Nylon as a building block for transparent electronic devices?
Scientists at the Max Planck Institute for Polymer Research (MPI-P) led by Dr. Kamal Asadi have solved a four-decade-long challenge of producing very thin nylon films that can be used in electronic memory components, for instance. The thin nylon films are several hundred times thinner than a human hair, and could thus be attractive for applications in bendable electronic devices or for electronics in clothing.
As the microelectronics industry shifts toward wearable electronics and e-textiles, researchers are integrating electronic materials such as ferroelectrics with textiles. Nylons, a family of synthetic polymers, were first introduced in the 1920s for women's stockings, and are today among the most widely used synthetic fibers in textiles. They consist of a long chain of repeated molecular units, i.e. polymers, in which each repeat unit contains a specific arrangement of hydrogen, oxygen and nitrogen with carbon atoms.
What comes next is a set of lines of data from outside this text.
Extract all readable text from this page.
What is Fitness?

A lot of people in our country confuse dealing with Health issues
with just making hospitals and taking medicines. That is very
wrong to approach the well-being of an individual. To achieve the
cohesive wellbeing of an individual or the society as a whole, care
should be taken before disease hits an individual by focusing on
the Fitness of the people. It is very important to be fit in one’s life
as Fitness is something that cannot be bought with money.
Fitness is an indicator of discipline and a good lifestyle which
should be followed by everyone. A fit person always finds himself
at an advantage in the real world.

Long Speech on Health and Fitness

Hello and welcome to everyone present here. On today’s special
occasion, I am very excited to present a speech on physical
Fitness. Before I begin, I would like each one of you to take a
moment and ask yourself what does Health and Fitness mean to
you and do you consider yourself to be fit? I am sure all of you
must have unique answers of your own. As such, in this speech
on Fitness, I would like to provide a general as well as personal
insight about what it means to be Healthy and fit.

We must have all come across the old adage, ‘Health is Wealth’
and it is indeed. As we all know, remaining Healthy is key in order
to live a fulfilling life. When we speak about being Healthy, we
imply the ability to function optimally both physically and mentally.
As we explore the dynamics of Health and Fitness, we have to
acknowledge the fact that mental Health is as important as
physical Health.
Nylons also exhibit so called "ferroelectric properties." This means that positive and negative electric charges can be separated, and this state can be maintained. Ferroelectric materials are used in sensors, actuators, memory and energy-harvesting devices. The advantage in using polymers is that they can be liquified using adequate solvents and therefore processed from solution at low cost to form flexible thin films which are suitable for electronic devices such as capacitors, transistors and diodes. This makes ferroelectric polymers a viable choice for integration with e-textiles. Although nylon polymers have significant commercial applications in fabrics and fibers, their application in electronic devices has been hindered because it was impossible to create high-quality thin films of ferroelectric nylons by solution processing.
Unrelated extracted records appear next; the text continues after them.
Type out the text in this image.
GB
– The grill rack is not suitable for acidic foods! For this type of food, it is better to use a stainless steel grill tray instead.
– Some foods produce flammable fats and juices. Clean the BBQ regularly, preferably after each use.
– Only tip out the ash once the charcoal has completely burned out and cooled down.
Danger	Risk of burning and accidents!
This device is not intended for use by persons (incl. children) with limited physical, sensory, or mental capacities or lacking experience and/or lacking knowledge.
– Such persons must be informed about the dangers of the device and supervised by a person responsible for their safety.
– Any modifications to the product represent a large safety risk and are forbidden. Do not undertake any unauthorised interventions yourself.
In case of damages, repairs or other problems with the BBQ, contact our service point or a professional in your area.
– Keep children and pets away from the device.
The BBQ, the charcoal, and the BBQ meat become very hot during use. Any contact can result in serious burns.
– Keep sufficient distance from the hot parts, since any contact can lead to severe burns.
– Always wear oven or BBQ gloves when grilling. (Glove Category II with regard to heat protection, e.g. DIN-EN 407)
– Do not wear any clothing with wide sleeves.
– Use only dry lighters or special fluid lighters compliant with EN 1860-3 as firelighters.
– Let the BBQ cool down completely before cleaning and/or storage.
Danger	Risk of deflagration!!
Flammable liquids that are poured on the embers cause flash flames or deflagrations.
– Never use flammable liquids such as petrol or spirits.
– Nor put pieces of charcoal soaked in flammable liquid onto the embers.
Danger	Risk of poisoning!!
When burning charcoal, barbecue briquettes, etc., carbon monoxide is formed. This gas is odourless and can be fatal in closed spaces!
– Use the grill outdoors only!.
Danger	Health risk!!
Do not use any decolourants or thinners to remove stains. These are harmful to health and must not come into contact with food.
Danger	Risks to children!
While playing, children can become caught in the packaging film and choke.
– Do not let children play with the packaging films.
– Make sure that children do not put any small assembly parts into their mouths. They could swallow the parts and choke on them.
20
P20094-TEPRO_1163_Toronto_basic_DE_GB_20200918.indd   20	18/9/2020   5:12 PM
Scientists at the MPI-P, in collaboration with researchers from the Johannes Gutenberg University of Mainz and Lodz University of Technology, have now solved this 40-year-old problem, and developed a method to fabricate ferroelectric nylon thin-film capacitors by dissolving nylon in a mixture of trifluoroacetic acid and acetone and solidifying it again in vacuum. They were able to realize thin nylon films that are typically only a few 100 nanometers thick, several 100 times thinner than human hair. "Using this method, we have produced extremely smooth thin films. This is very important, because it prevents electrical breakdown of, for example, capacitors, and thereby destroying the electronic circuits. At the same time, the smoothness allows for developing transparent thin films and eventually, transparent electronic devices," says Dr. Kamal Asadi, group leader at the MPI-P.
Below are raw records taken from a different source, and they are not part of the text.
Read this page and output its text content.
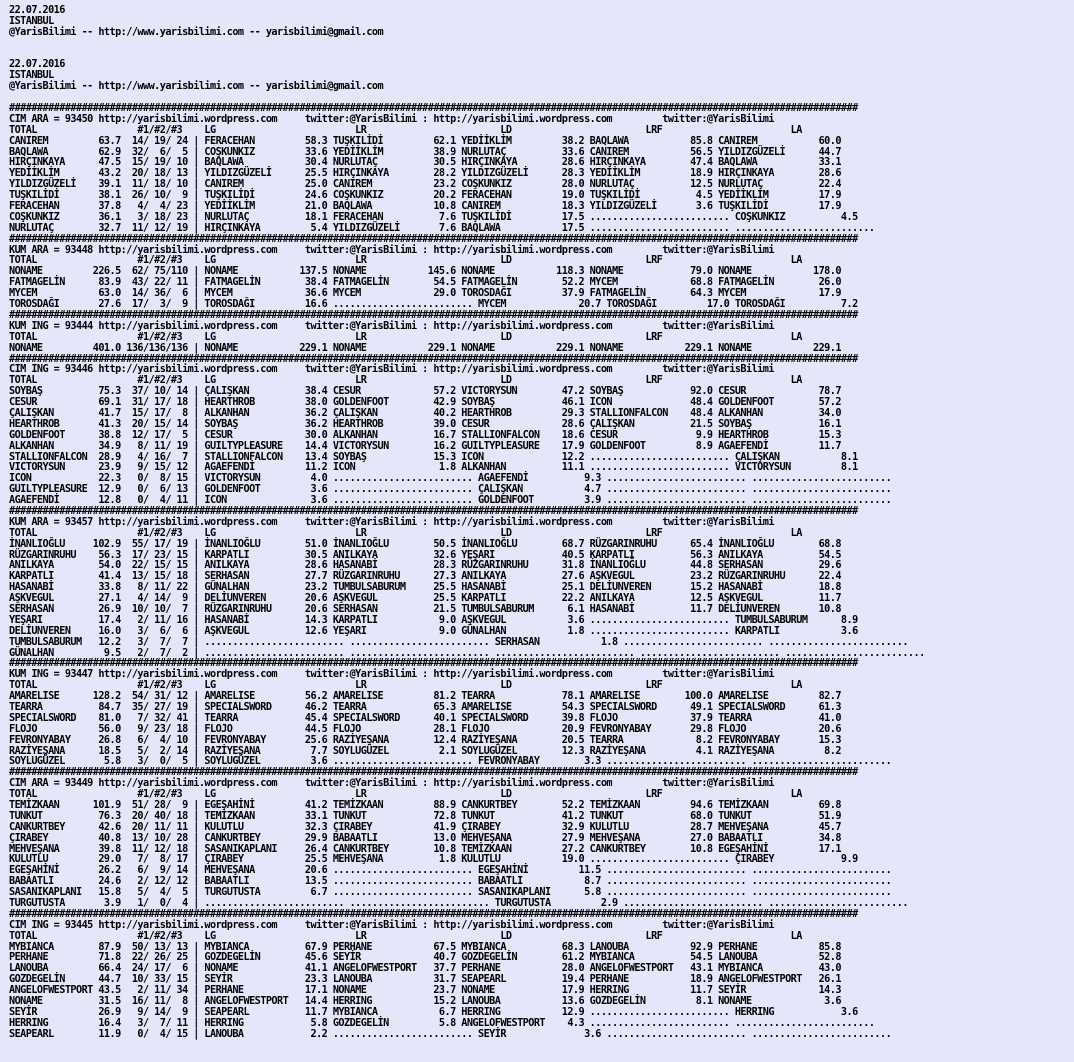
22.07.2016
ISTANBUL
@YarisBilimi -- http://www.yarisbilimi.com -- yarisbilimi@gmail.com

22.07.2016
ISTANBUL
@YarisBilimi -- http://www.yarisbilimi.com -- yarisbilimi@gmail.com

########################################################################################################################################################
CIM ARA = 93450 http://yarisbilimi.wordpress.com     twitter:@YarisBilimi : http://yarisbilimi.wordpress.com         twitter:@YarisBilimi
TOTAL                  #1/#2/#3    LG                         LR                        LD                        LRF                       LA
CANIREM         63.7  14/ 19/ 24 | FERACEHAN         58.3 TUŞKILİDİ         62.1 YEDİİKLİM         38.2 BAQLAWA           85.8 CANIREM           60.0
BAQLAWA         62.9  32/  6/  5 | COŞKUNKIZ         33.6 YEDİİKLİM         38.9 NURLUTAÇ          33.6 CANIREM           56.5 YILDIZGÜZELİ      44.7
HIRÇINKAYA      47.5  15/ 19/ 10 | BAQLAWA           30.4 NURLUTAÇ          30.5 HIRÇINKAYA        28.6 HIRÇINKAYA        47.4 BAQLAWA           33.1
YEDİİKLİM       43.2  20/ 18/ 13 | YILDIZGÜZELİ      25.5 HIRÇINKAYA        28.2 YILDIZGÜZELİ      28.3 YEDİİKLİM         18.9 HIRÇINKAYA        28.6
YILDIZGÜZELİ    39.1  11/ 18/ 10 | CANIREM           25.0 CANIREM           23.2 COŞKUNKIZ         28.0 NURLUTAÇ          12.5 NURLUTAÇ          22.4
TUŞKILİDİ       38.1  26/ 10/  9 | TUŞKILİDİ         24.6 COŞKUNKIZ         20.2 FERACEHAN         19.0 TUŞKILİDİ          4.5 YEDİİKLİM         17.9
FERACEHAN       37.8   4/  4/ 23 | YEDİİKLİM         21.0 BAQLAWA           10.8 CANIREM           18.3 YILDIZGÜZELİ       3.6 TUŞKILİDİ         17.9
COŞKUNKIZ       36.1   3/ 18/ 23 | NURLUTAÇ          18.1 FERACEHAN          7.6 TUŞKILİDİ         17.5 ......................... COŞKUNKIZ          4.5
NURLUTAÇ        32.7  11/ 12/ 19 | HIRÇINKAYA         5.4 YILDIZGÜZELİ       7.6 BAQLAWA           17.5 ......................... .........................
########################################################################################################################################################
KUM ARA = 93448 http://yarisbilimi.wordpress.com     twitter:@YarisBilimi : http://yarisbilimi.wordpress.com         twitter:@YarisBilimi
TOTAL                  #1/#2/#3    LG                         LR                        LD                        LRF                       LA
NONAME         226.5  62/ 75/110 | NONAME           137.5 NONAME           145.6 NONAME           118.3 NONAME            79.0 NONAME           178.0
FATMAGELİN      83.9  43/ 22/ 11 | FATMAGELİN        38.4 FATMAGELİN        54.5 FATMAGELİN        52.2 MYCEM             68.8 FATMAGELİN        26.0
MYCEM           63.0  14/ 36/  6 | MYCEM             36.6 MYCEM             29.0 TOROSDAĞI         37.9 FATMAGELİN        64.3 MYCEM             17.9
TOROSDAĞI       27.6  17/  3/  9 | TOROSDAĞI         16.6 ......................... MYCEM             20.7 TOROSDAĞI         17.0 TOROSDAĞI          7.2
########################################################################################################################################################
KUM ING = 93444 http://yarisbilimi.wordpress.com     twitter:@YarisBilimi : http://yarisbilimi.wordpress.com         twitter:@YarisBilimi
TOTAL                  #1/#2/#3    LG                         LR                        LD                        LRF                       LA
NONAME         401.0 136/136/136 | NONAME           229.1 NONAME           229.1 NONAME           229.1 NONAME           229.1 NONAME           229.1
########################################################################################################################################################
CIM ING = 93446 http://yarisbilimi.wordpress.com     twitter:@YarisBilimi : http://yarisbilimi.wordpress.com         twitter:@YarisBilimi
TOTAL                  #1/#2/#3    LG                         LR                        LD                        LRF                       LA
SOYBAŞ          75.3  37/ 10/ 14 | ÇALIŞKAN          38.4 CESUR             57.2 VICTORYSUN        47.2 SOYBAŞ            92.0 CESUR             78.7
CESUR           69.1  31/ 17/ 18 | HEARTHROB         38.0 GOLDENFOOT        42.9 SOYBAŞ            46.1 ICON              48.4 GOLDENFOOT        57.2
ÇALIŞKAN        41.7  15/ 17/  8 | ALKANHAN          36.2 ÇALIŞKAN          40.2 HEARTHROB         29.3 STALLIONFALCON    48.4 ALKANHAN          34.0
HEARTHROB       41.3  20/ 15/ 14 | SOYBAŞ            36.2 HEARTHROB         39.0 CESUR             28.6 ÇALIŞKAN          21.5 SOYBAŞ            16.1
GOLDENFOOT      38.8  12/ 17/  5 | CESUR             30.0 ALKANHAN          16.7 STALLIONFALCON    18.6 CESUR              9.9 HEARTHROB         15.3
ALKANHAN        34.9   8/ 11/ 19 | GUILTYPLEASURE    14.4 VICTORYSUN        16.2 GUILTYPLEASURE    17.9 GOLDENFOOT         8.9 AGAEFENDİ         11.7
STALLIONFALCON  28.9   4/ 16/  7 | STALLIONFALCON    13.4 SOYBAŞ            15.3 ICON              12.2 ......................... ÇALIŞKAN           8.1
VICTORYSUN      23.9   9/ 15/ 12 | AGAEFENDİ         11.2 ICON               1.8 ALKANHAN          11.1 ......................... VICTORYSUN         8.1
ICON            22.3   0/  8/ 15 | VICTORYSUN         4.0 ......................... AGAEFENDİ          9.3 ......................... .........................
GUILTYPLEASURE  12.9   0/  6/ 13 | GOLDENFOOT         3.6 ......................... ÇALIŞKAN           4.7 ......................... .........................
AGAEFENDİ       12.8   0/  4/ 11 | ICON               3.6 ......................... GOLDENFOOT         3.9 ......................... .........................
########################################################################################################################################################
KUM ARA = 93457 http://yarisbilimi.wordpress.com     twitter:@YarisBilimi : http://yarisbilimi.wordpress.com         twitter:@YarisBilimi
TOTAL                  #1/#2/#3    LG                         LR                        LD                        LRF                       LA
İNANLIOĞLU     102.9  55/ 17/ 19 | İNANLIOĞLU        51.0 İNANLIOĞLU        50.5 İNANLIOĞLU        68.7 RÜZGARINRUHU      65.4 İNANLIOĞLU        68.8
RÜZGARINRUHU    56.3  17/ 23/ 15 | KARPATLI          30.5 ANILKAYA          32.6 YEŞARI            40.5 KARPATLI          56.3 ANILKAYA          54.5
ANILKAYA        54.0  22/ 15/ 15 | ANILKAYA          28.6 HASANABİ          28.3 RÜZGARINRUHU      31.8 İNANLIOĞLU        44.8 SERHASAN          29.6
KARPATLI        41.4  13/ 15/ 18 | SERHASAN          27.7 RÜZGARINRUHU      27.3 ANILKAYA          27.6 AŞKVEGUL          23.2 RÜZGARINRUHU      22.4
HASANABİ        33.8   8/ 11/ 22 | GÜNALHAN          23.2 TUMBULSABURUM     25.5 HASANABİ          25.1 DELİUNVEREN       15.2 HASANABİ          18.8
AŞKVEGUL        27.1   4/ 14/  9 | DELİUNVEREN       20.6 AŞKVEGUL          25.5 KARPATLI          22.2 ANILKAYA          12.5 AŞKVEGUL          11.7
SERHASAN        26.9  10/ 10/  7 | RÜZGARINRUHU      20.6 SERHASAN          21.5 TUMBULSABURUM      6.1 HASANABİ          11.7 DELİUNVEREN       10.8
YEŞARI          17.4   2/ 11/ 16 | HASANABİ          14.3 KARPATLI           9.0 AŞKVEGUL           3.6 ......................... TUMBULSABURUM      8.9
DELİUNVEREN     16.0   3/  6/  6 | AŞKVEGUL          12.6 YEŞARI             9.0 GÜNALHAN           1.8 ......................... KARPATLI           3.6
TUMBULSABURUM   12.2   3/  7/  7 | ......................... ......................... SERHASAN           1.8 ......................... .........................
GÜNALHAN         9.5   2/  7/  2 | ......................... ......................... ......................... ......................... .........................
########################################################################################################################################################
KUM ING = 93447 http://yarisbilimi.wordpress.com     twitter:@YarisBilimi : http://yarisbilimi.wordpress.com         twitter:@YarisBilimi
TOTAL                  #1/#2/#3    LG                         LR                        LD                        LRF                       LA
AMARELISE      128.2  54/ 31/ 12 | AMARELISE         56.2 AMARELISE         81.2 TEARRA            78.1 AMARELISE        100.0 AMARELISE         82.7
TEARRA          84.7  35/ 27/ 19 | SPECIALSWORD      46.2 TEARRA            65.3 AMARELISE         54.3 SPECIALSWORD      49.1 SPECIALSWORD      61.3
SPECIALSWORD    81.0   7/ 32/ 41 | TEARRA            45.4 SPECIALSWORD      40.1 SPECIALSWORD      39.8 FLOJO             37.9 TEARRA            41.0
FLOJO           56.0   9/ 23/ 18 | FLOJO             44.5 FLOJO             28.1 FLOJO             20.9 FEVRONYABAY       29.8 FLOJO             20.6
FEVRONYABAY     26.8   6/  4/ 10 | FEVRONYABAY       25.6 RAZİYEŞANA        12.4 RAZİYEŞANA        20.5 TEARRA             8.2 FEVRONYABAY       15.3
RAZİYEŞANA      18.5   5/  2/ 14 | RAZİYEŞANA         7.7 SOYLUGÜZEL         2.1 SOYLUGÜZEL        12.3 RAZİYEŞANA         4.1 RAZİYEŞANA         8.2
SOYLUGÜZEL       5.8   3/  0/  5 | SOYLUGÜZEL         3.6 ......................... FEVRONYABAY        3.3 ......................... .........................
########################################################################################################################################################
CIM ARA = 93449 http://yarisbilimi.wordpress.com     twitter:@YarisBilimi : http://yarisbilimi.wordpress.com         twitter:@YarisBilimi
TOTAL                  #1/#2/#3    LG                         LR                        LD                        LRF                       LA
TEMİZKAAN      101.9  51/ 28/  9 | EGEŞAHİNİ         41.2 TEMİZKAAN         88.9 CANKURTBEY        52.2 TEMİZKAAN         94.6 TEMİZKAAN         69.8
TUNKUT          76.3  20/ 40/ 18 | TEMİZKAAN         33.1 TUNKUT            72.8 TUNKUT            41.2 TUNKUT            68.0 TUNKUT            51.9
CANKURTBEY      42.6  20/ 11/ 11 | KULUTLU           32.3 ÇIRABEY           41.9 ÇIRABEY           32.9 KULUTLU           28.7 MEHVEŞANA         45.7
ÇIRABEY         40.8  13/ 10/ 28 | CANKURTBEY        29.9 BABAATLI          13.0 MEHVEŞANA         27.9 MEHVEŞANA         27.0 BABAATLI          34.8
MEHVEŞANA       39.8  11/ 12/ 18 | SASANIKAPLANI     26.4 CANKURTBEY        10.8 TEMİZKAAN         27.2 CANKURTBEY        10.8 EGEŞAHİNİ         17.1
KULUTLU         29.0   7/  8/ 17 | ÇIRABEY           25.5 MEHVEŞANA          1.8 KULUTLU           19.0 ......................... ÇIRABEY            9.9
EGEŞAHİNİ       26.2   6/  9/ 14 | MEHVEŞANA         20.6 ......................... EGEŞAHİNİ         11.5 ......................... .........................
BABAATLI        24.6   2/ 12/ 12 | BABAATLI          13.5 ......................... BABAATLI           8.7 ......................... .........................
SASANIKAPLANI   15.8   5/  4/  5 | TURGUTUSTA         6.7 ......................... SASANIKAPLANI      5.8 ......................... .........................
TURGUTUSTA       3.9   1/  0/  4 | ......................... ......................... TURGUTUSTA         2.9 ......................... .........................
########################################################################################################################################################
CIM ING = 93445 http://yarisbilimi.wordpress.com     twitter:@YarisBilimi : http://yarisbilimi.wordpress.com         twitter:@YarisBilimi
TOTAL                  #1/#2/#3    LG                         LR                        LD                        LRF                       LA
MYBIANCA        87.9  50/ 13/ 13 | MYBIANCA          67.9 PERHANE           67.5 MYBIANCA          68.3 LANOUBA           92.9 PERHANE           85.8
PERHANE         71.8  22/ 26/ 25 | GOZDEGELİN        45.6 SEYİR             40.7 GOZDEGELİN        61.2 MYBIANCA          54.5 LANOUBA           52.8
LANOUBA         66.4  24/ 17/  6 | NONAME            41.1 ANGELOFWESTPORT   37.7 PERHANE           28.0 ANGELOFWESTPORT   43.1 MYBIANCA          43.0
GOZDEGELİN      44.7  10/ 33/ 15 | SEYİR             23.3 LANOUBA           31.7 SEAPEARL          19.4 PERHANE           18.9 ANGELOFWESTPORT   26.1
ANGELOFWESTPORT 43.5   2/ 11/ 34 | PERHANE           17.1 NONAME            23.7 NONAME            17.9 HERRING           11.7 SEYİR             14.3
NONAME          31.5  16/ 11/  8 | ANGELOFWESTPORT   14.4 HERRING           15.2 LANOUBA           13.6 GOZDEGELİN         8.1 NONAME             3.6
SEYİR           26.9   9/ 14/  9 | SEAPEARL          11.7 MYBIANCA           6.7 HERRING           12.9 ......................... HERRING            3.6
HERRING         16.4   3/  7/ 11 | HERRING            5.8 GOZDEGELİN         5.8 ANGELOFWESTPORT    4.3 ......................... .........................
SEAPEARL        11.9   0/  4/ 15 | LANOUBA            2.2 ......................... SEYİR              3.6 ......................... .........................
By using their newly developed method, the group around Kamal Asadi was able to produce high performance nylon capacitors. The scientists subjected the prototypes of the capacitors to extended stress cycles and demonstrated robustness of ferroelectric nylons under millions of operation cycles. The thin nylon films could become an important component for use in flexible electronics in the future and find applications in bendable electronic devices or for electronics in clothing. These new findings pave the way toward multi-functional fabrics that serve as cloth for covering our body and at the same time can generate electricity from our body movement.
Their results have now been published in the journal Science Advances.